ESUME: Diversität. Frauen als Schiedsrichter oder an der Spitze von Unternehmen sind selbstverständlich. Einmal mehr aufstehen als hinfallen ist gelebte Praxis. Dazu die Erkenntnis, dass der Sport jungen Menschen hilft, außerhalb von Elternhaus und Schule Struktur ins Leben zu bringen. Im Sport lernst du, mit Niederlagen umzugehen, dich zu motivieren, wenn es mal nicht so gut läuft und – durchzuhalten.

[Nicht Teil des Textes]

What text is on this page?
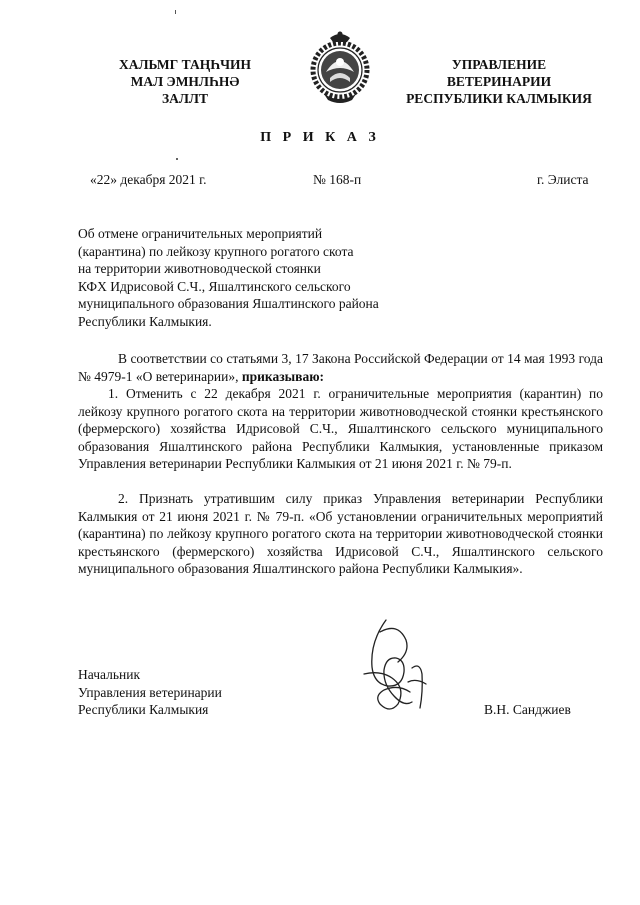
ХАЛЬМГ ТАҢҺЧИН
МАЛ ЭМНЛҺНӘ
ЗАЛЛТ
УПРАВЛЕНИЕ
ВЕТЕРИНАРИИ
РЕСПУБЛИКИ КАЛМЫКИЯ
П Р И К А З
«22» декабря 2021 г.	№ 168-п	г. Элиста
Об отмене ограничительных мероприятий
(карантина) по лейкозу крупного рогатого скота
на территории животноводческой стоянки
КФХ Идрисовой С.Ч., Яшалтинского сельского
муниципального образования Яшалтинского района
Республики Калмыкия.
В соответствии со статьями 3, 17 Закона Российской Федерации от 14 мая 1993 года № 4979-1 «О ветеринарии», приказываю:
1. Отменить с 22 декабря 2021 г. ограничительные мероприятия (карантин) по лейкозу крупного рогатого скота на территории животноводческой стоянки крестьянского (фермерского) хозяйства Идрисовой С.Ч., Яшалтинского сельского муниципального образования Яшалтинского района Республики Калмыкия, установленные приказом Управления ветеринарии Республики Калмыкия от 21 июня 2021 г. № 79-п.
2. Признать утратившим силу приказ Управления ветеринарии Республики Калмыкия от 21 июня 2021 г. № 79-п. «Об установлении ограничительных мероприятий (карантина) по лейкозу крупного рогатого скота на территории животноводческой стоянки крестьянского (фермерского) хозяйства Идрисовой С.Ч., Яшалтинского сельского муниципального образования Яшалтинского района Республики Калмыкия».
Начальник
Управления ветеринарии
Республики Калмыкия	В.Н. Санджиев
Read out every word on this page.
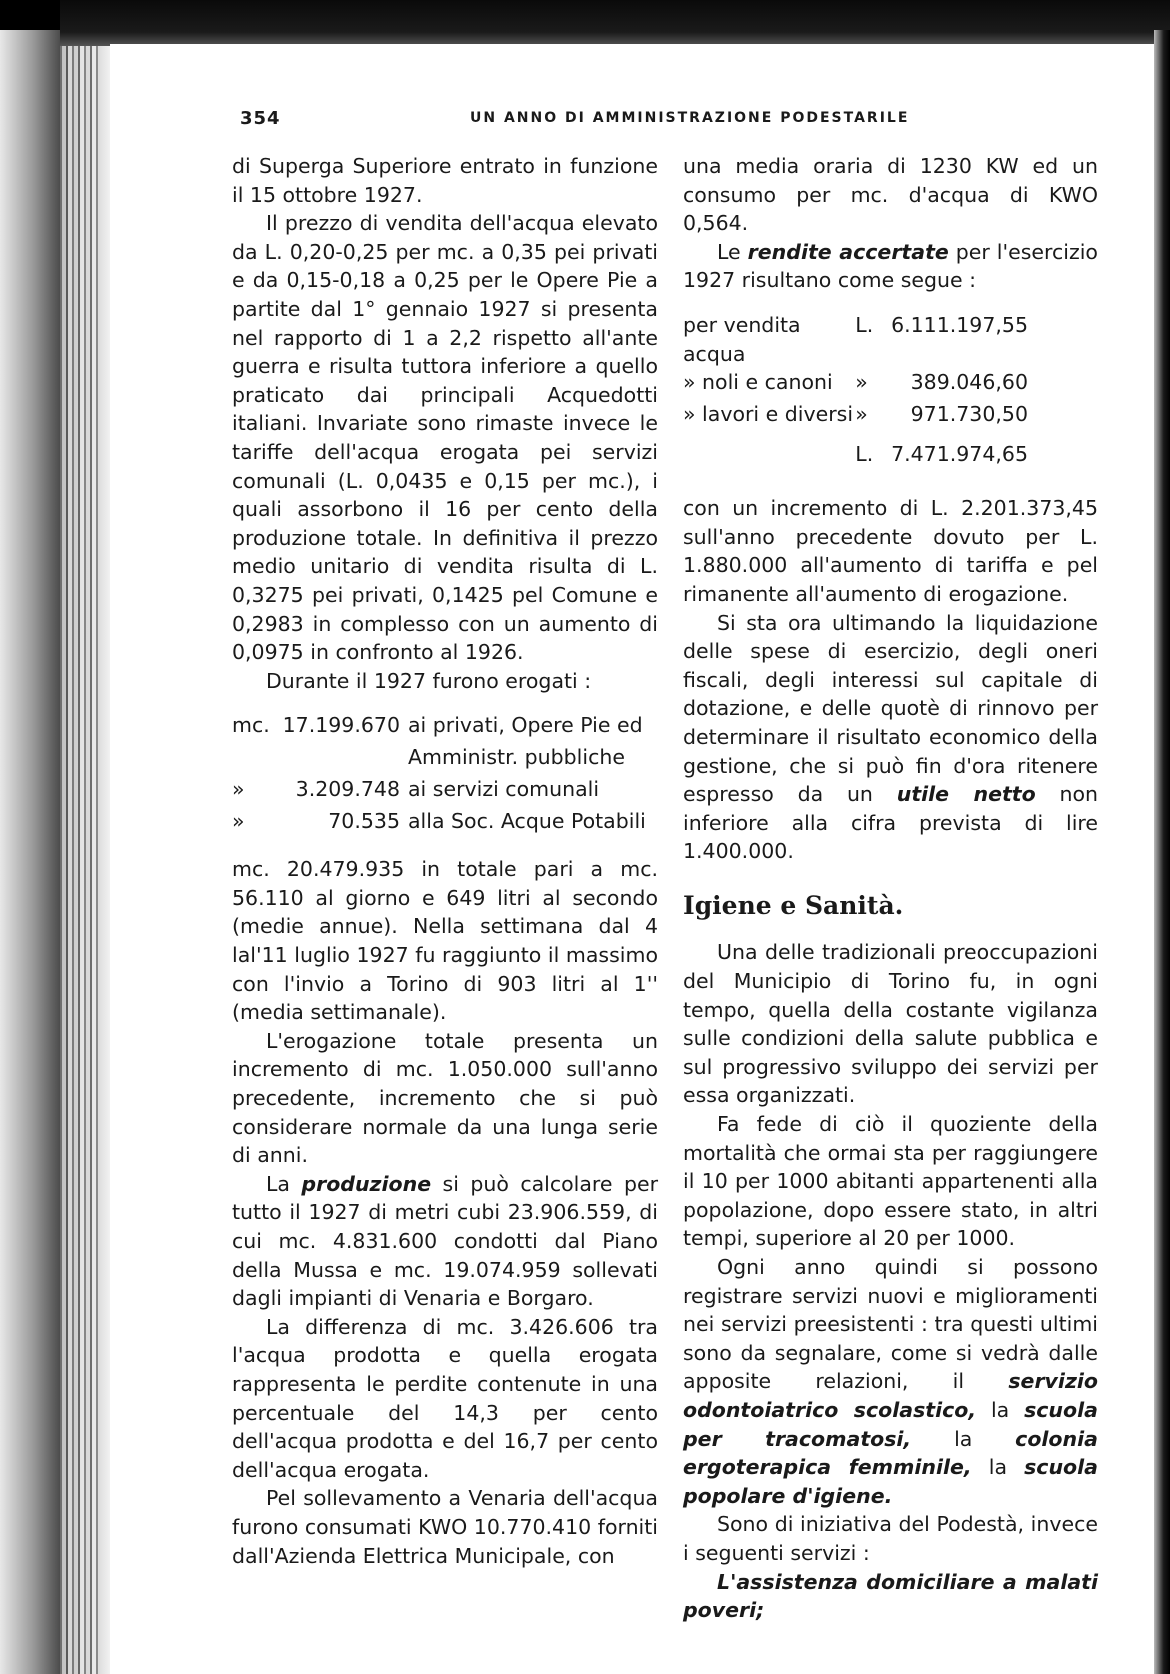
354	UN ANNO DI AMMINISTRAZIONE PODESTARILE

di Superga Superiore entrato in funzione il 15 ottobre 1927.

Il prezzo di vendita dell'acqua elevato da L. 0,20-0,25 per mc. a 0,35 pei privati e da 0,15-0,18 a 0,25 per le Opere Pie a partite dal 1° gennaio 1927 si presenta nel rapporto di 1 a 2,2 rispetto all'ante guerra e risulta tuttora inferiore a quello praticato dai principali Acquedotti italiani. Invariate sono rimaste invece le tariffe dell'acqua erogata pei servizi comunali (L. 0,0435 e 0,15 per mc.), i quali assorbono il 16 per cento della produzione totale. In definitiva il prezzo medio unitario di vendita risulta di L. 0,3275 pei privati, 0,1425 pel Comune e 0,2983 in complesso con un aumento di 0,0975 in confronto al 1926.

Durante il 1927 furono erogati :

mc.	17.199.670	ai privati, Opere Pie ed
		Amministr. pubbliche
»	3.209.748	ai servizi comunali
»	70.535	alla Soc. Acque Potabili

mc. 20.479.935 in totale pari a mc. 56.110 al giorno e 649 litri al secondo (medie annue). Nella settimana dal 4 lal'11 luglio 1927 fu raggiunto il massimo con l'invio a Torino di 903 litri al 1'' (media settimanale).

L'erogazione totale presenta un incremento di mc. 1.050.000 sull'anno precedente, incremento che si può considerare normale da una lunga serie di anni.

La produzione si può calcolare per tutto il 1927 di metri cubi 23.906.559, di cui mc. 4.831.600 condotti dal Piano della Mussa e mc. 19.074.959 sollevati dagli impianti di Venaria e Borgaro.

La differenza di mc. 3.426.606 tra l'acqua prodotta e quella erogata rappresenta le perdite contenute in una percentuale del 14,3 per cento dell'acqua prodotta e del 16,7 per cento dell'acqua erogata.

Pel sollevamento a Venaria dell'acqua furono consumati KWO 10.770.410 forniti dall'Azienda Elettrica Municipale, con

una media oraria di 1230 KW ed un consumo per mc. d'acqua di KWO 0,564.

Le rendite accertate per l'esercizio 1927 risultano come segue :

per vendita acqua	L.	6.111.197,55
» noli e canoni	»	389.046,60
» lavori e diversi	»	971.730,50
	L.	7.471.974,65

con un incremento di L. 2.201.373,45 sull'anno precedente dovuto per L. 1.880.000 all'aumento di tariffa e pel rimanente all'aumento di erogazione.

Si sta ora ultimando la liquidazione delle spese di esercizio, degli oneri fiscali, degli interessi sul capitale di dotazione, e delle quotè di rinnovo per determinare il risultato economico della gestione, che si può fin d'ora ritenere espresso da un utile netto non inferiore alla cifra prevista di lire 1.400.000.

Igiene e Sanità.

Una delle tradizionali preoccupazioni del Municipio di Torino fu, in ogni tempo, quella della costante vigilanza sulle condizioni della salute pubblica e sul progressivo sviluppo dei servizi per essa organizzati.

Fa fede di ciò il quoziente della mortalità che ormai sta per raggiungere il 10 per 1000 abitanti appartenenti alla popolazione, dopo essere stato, in altri tempi, superiore al 20 per 1000.

Ogni anno quindi si possono registrare servizi nuovi e miglioramenti nei servizi preesistenti : tra questi ultimi sono da segnalare, come si vedrà dalle apposite relazioni, il servizio odontoiatrico scolastico, la scuola per tracomatosi, la colonia ergoterapica femminile, la scuola popolare d'igiene.

Sono di iniziativa del Podestà, invece i seguenti servizi :

L'assistenza domiciliare a malati poveri;
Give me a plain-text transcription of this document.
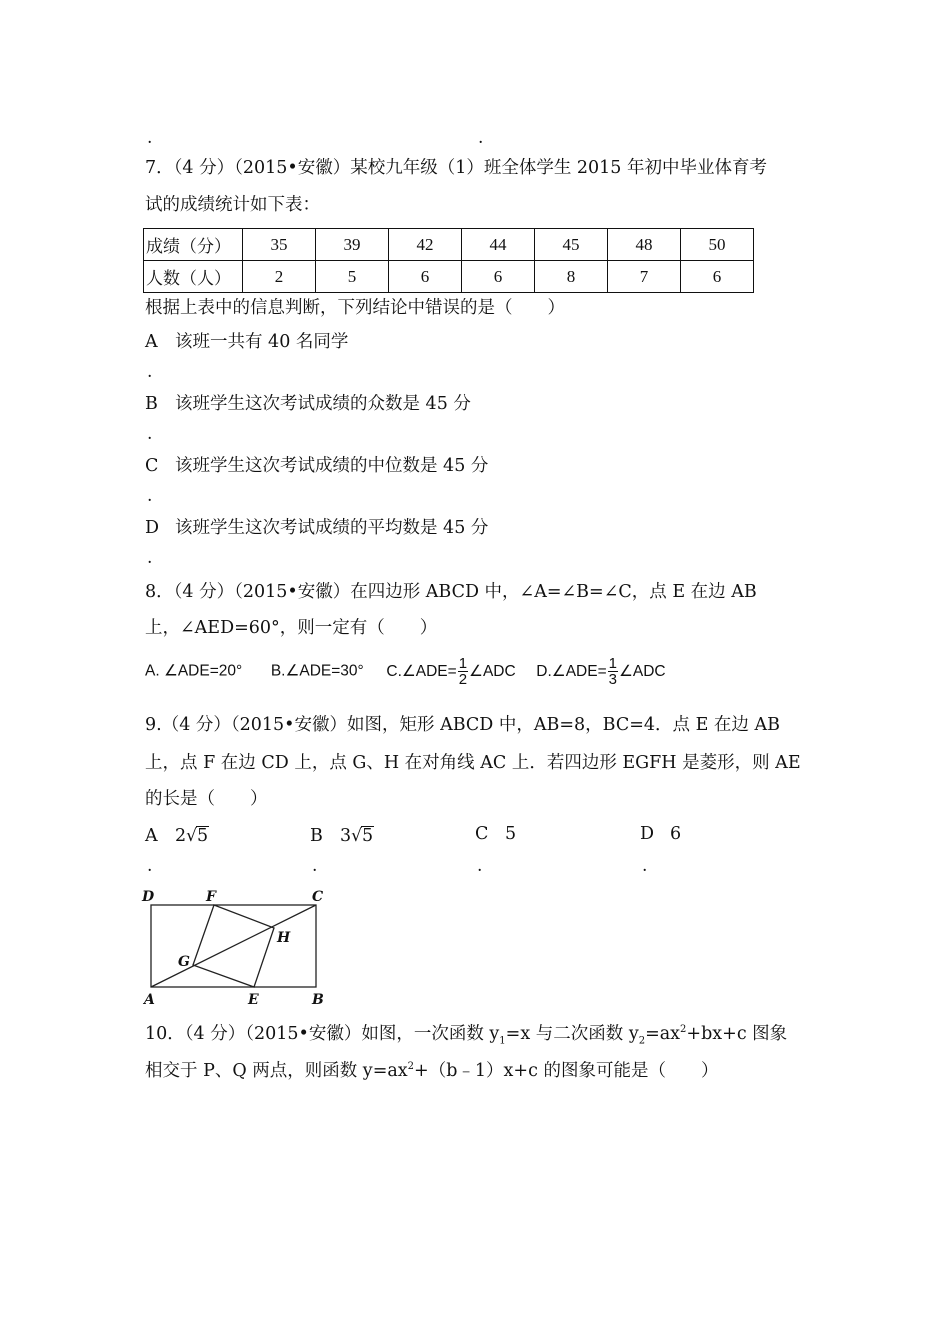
.	.
7．（4 分）（2015•安徽）某校九年级（1）班全体学生 2015 年初中毕业体育考
试的成绩统计如下表：
成绩（分）	35	39	42	44	45	48	50
人数（人）	2	5	6	6	8	7	6
根据上表中的信息判断，下列结论中错误的是（　　）
A 该班一共有 40 名同学
.
B 该班学生这次考试成绩的众数是 45 分
.
C 该班学生这次考试成绩的中位数是 45 分
.
D 该班学生这次考试成绩的平均数是 45 分
.
8．（4 分）（2015•安徽）在四边形 ABCD 中，∠A=∠B=∠C，点 E 在边 AB
上，∠AED=60°，则一定有（　　）
A. ∠ADE=20° B.∠ADE=30° C.∠ADE= $\frac{1}{2}$ ∠ADC D.∠ADE= $\frac{1}{3}$ ∠ADC
9.（4 分）（2015•安徽）如图，矩形 ABCD 中，AB=8，BC=4．点 E 在边 AB
上，点 F 在边 CD 上，点 G、H 在对角线 AC 上．若四边形 EGFH 是菱形，则 AE
的长是（　　）
A 2√5	B 3√5	C 5	D 6
.	.	.	.
D	F	C
H
G
A	E	B
10．（4 分）（2015•安徽）如图，一次函数 $y_1=x$ 与二次函数 $y_2=ax^2+bx+c$ 图象
相交于 P、Q 两点，则函数 $y=ax^2+(b﹣1)x+c$ 的图象可能是（　　）
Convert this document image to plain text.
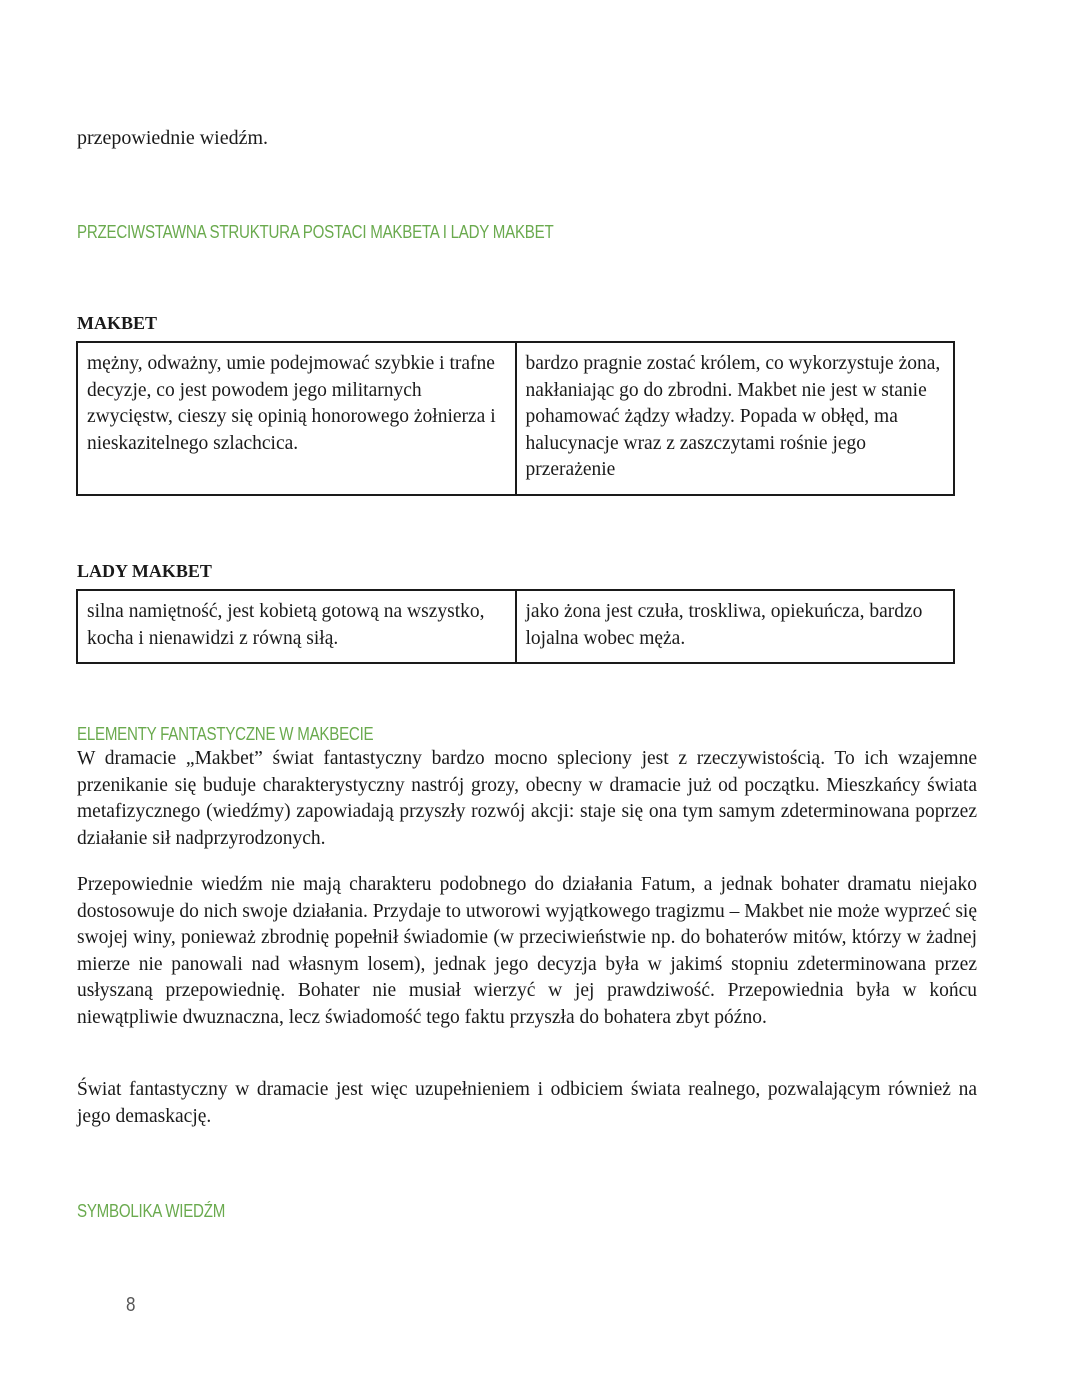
przepowiednie wiedźm.
PRZECIWSTAWNA STRUKTURA POSTACI MAKBETA I LADY MAKBET
MAKBET
mężny, odważny, umie podejmować szybkie i trafne decyzje, co jest powodem jego militarnych zwycięstw, cieszy się opinią honorowego żołnierza i nieskazitelnego szlachcica.	bardzo pragnie zostać królem, co wykorzystuje żona, nakłaniając go do zbrodni. Makbet nie jest w stanie pohamować żądzy władzy. Popada w obłęd, ma halucynacje wraz z zaszczytami rośnie jego przerażenie
LADY MAKBET
silna namiętność, jest kobietą gotową na wszystko, kocha i nienawidzi z równą siłą.	jako żona jest czuła, troskliwa, opiekuńcza, bardzo lojalna wobec męża.
ELEMENTY FANTASTYCZNE W MAKBECIE
W dramacie „Makbet” świat fantastyczny bardzo mocno spleciony jest z rzeczywistością. To ich wzajemne przenikanie się buduje charakterystyczny nastrój grozy, obecny w dramacie już od początku. Mieszkańcy świata metafizycznego (wiedźmy) zapowiadają przyszły rozwój akcji: staje się ona tym samym zdeterminowana poprzez działanie sił nadprzyrodzonych.
Przepowiednie wiedźm nie mają charakteru podobnego do działania Fatum, a jednak bohater dramatu niejako dostosowuje do nich swoje działania. Przydaje to utworowi wyjątkowego tragizmu – Makbet nie może wyprzeć się swojej winy, ponieważ zbrodnię popełnił świadomie (w przeciwieństwie np. do bohaterów mitów, którzy w żadnej mierze nie panowali nad własnym losem), jednak jego decyzja była w jakimś stopniu zdeterminowana przez usłyszaną przepowiednię. Bohater nie musiał wierzyć w jej prawdziwość. Przepowiednia była w końcu niewątpliwie dwuznaczna, lecz świadomość tego faktu przyszła do bohatera zbyt późno.
Świat fantastyczny w dramacie jest więc uzupełnieniem i odbiciem świata realnego, pozwalającym również na jego demaskację.
SYMBOLIKA WIEDŹM
8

Auch stolz auf sein Land zu sein …?
ESUME: Es ist nicht verwerflich zu sagen, ich bin stolz darauf, in einem Land zu leben, wo Diversität alle Freiheiten hat, die sie verdient. Ja, man muss vorsichtig sein, im Umgang mit dem Wort Nationalstolz. Aber man darf es sich auch nicht klauen lassen von denen, die es missbrauchen. Gerade die vielen Menschen mit Migrationshintergrund sollten sagen, ich bin stolz darauf, einen deutschen Pass zu haben. In Hamburg haben zudem die Rechtsaußen-Parteien die wenigsten Wählerstimmen. Viele Menschen gehen für Diversität und Freiheit auf die Straße. Deshalb ist Hamburg besonders. Darum liebe ich diese Stadt, bin stolz, sie repräsentieren zu dürfen, auch als Unternehmer.

Wie meinen Sie das?
ESUME: Gerade als Unternehmer habe ich eine Verantwortung, mich für die nächste Generation zu engagieren. Und das geht am effektivsten durch Sport. Ich manage eine professionelle Sportliga, bin also schon im Sport involviert. Aber ich hoffe, dass noch mehr Hamburger Unternehmer den Sport als Investitionsmöglichkeit identifizieren. Und da rede ich weder von Herrn Kühne noch von Herrn Otto, die mit Geld den Sport schon unterstützen. Ich rede von Unternehmen, die erkennen, dass Business nur dann möglich ist, wenn eine Gesellschaft funktioniert. Am Ende hängt alles immer am Geld. Aber wenn ich erkenne, dass Sport in Verbindung mit meinem Produkt, mit meiner Marke, einen wichtigen Abstrahleffekt hat, dann kann ich es auch und gerade als Business nutzen. Für uns als Stadt und Botschafter sage ich, es wäre toll, wenn jemand sagt, ich möchte ein Sportprogramm, das unsere Stadt sportlich nachhaltig bewegt, unterstützen. Ich sage, ,be my guest‘, gehen wir zur Stadt, machen wir was. Gerade für und in den sozialen Brennpunkten – um nicht noch mehr Menschen an irgendwen oder irgendetwas zu verlieren.